Lahonce, d'ailleurs, était plutôt flatté de la préférence que témoignait pour sa maison ce Favierres recherché, invité, demandé dans tant d'autres salons.

Et quant à s'alarmer de l'intimité presque amicale qui s'était établie entre sa femme et le jeune compositeur, quant à prendre ombrage des fréquentes visites de Favierres, de son assiduité à venir déjeuner, dîner, chaque semaine, quant à se montrer jaloux, Lahonce n'avait jamais été troublé de la plus fugitive velléité de ce genre.

L'idée même qu'Hélène pût être, pût devenir la cocotte, comme il disait grossièrement, la maîtresse de ce qui que ce fût, ne l'avait pas une fois inquiété depuis le jour où il l'avait demandée en mariage, jugée digne de porter le nom illustre de Lahonce.

Pourtant cette confiance qu'il lui accordait n'était pas, en somme, la puissante sécurité lentement acquise dans l'accumulation des preuves de tendresse, dans l'irréprochable continuité de l'affection prodiguée.
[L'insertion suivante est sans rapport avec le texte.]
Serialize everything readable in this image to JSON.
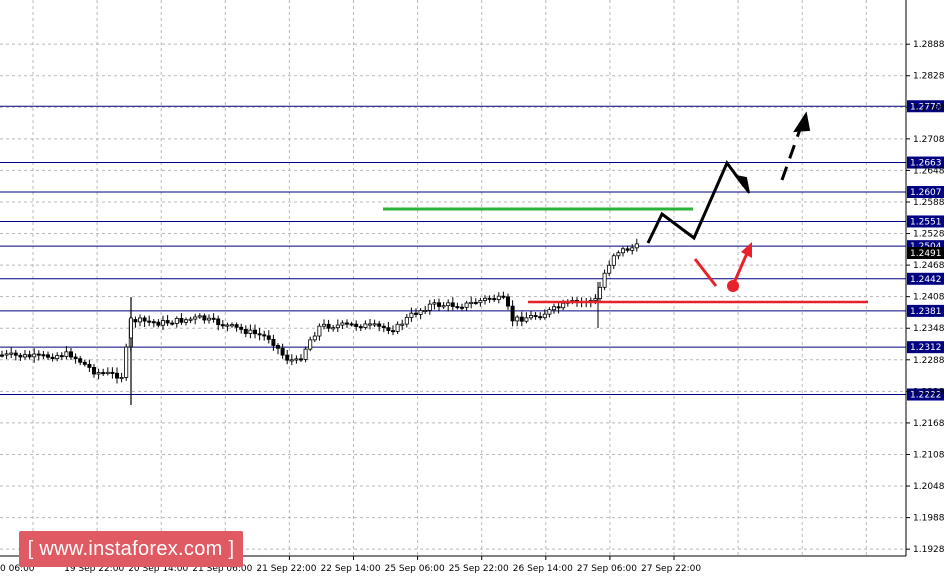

Il ne la devait ni au temps ni à Mme Lahonce. Il l'avait de tempérament, de nature, comme on naît avec de la beauté, de la vigueur, de l'imagination. C'était bien moins de la confiance qu'une absence totale de méfiance, une native incapacité de soupçonner, d'aimer avec violence et anxiété. Sur sa femme, il ne pensait rien de précis, sinon qu'elle lui faisait honneur par sa beauté et qu'il disposait d'elle en libre et complet usage. Dans la vie comme dans la littérature, parmi ses relations comme dans les romans ou au théâtre, la passion l'avait toujours ennuyé. Il n'attribuait aux liaisons mondaines d'autre cause que le désir réciproque de libertinage, d'autre but que de contenter ce désir. Toutes les affaires de ce sentiment l'agaçaient, l'humiliaient par ce qu'elles représentaient pour lui d'étrange, d'inconnu, d'inhumain; et il se refusait sommairement à croire ce qu'il n'avait jamais éprouvé.

—Dis donc! s'écria tout à coup Mme Lahonce qui devinait la mauvaise humeur de son mari et voulait le radoucir par des mots de sympathie... Dis donc, Pierre... As-tu eu ce matin les nouvelles que tu attendais de la jument?... Whatson est-il venu?...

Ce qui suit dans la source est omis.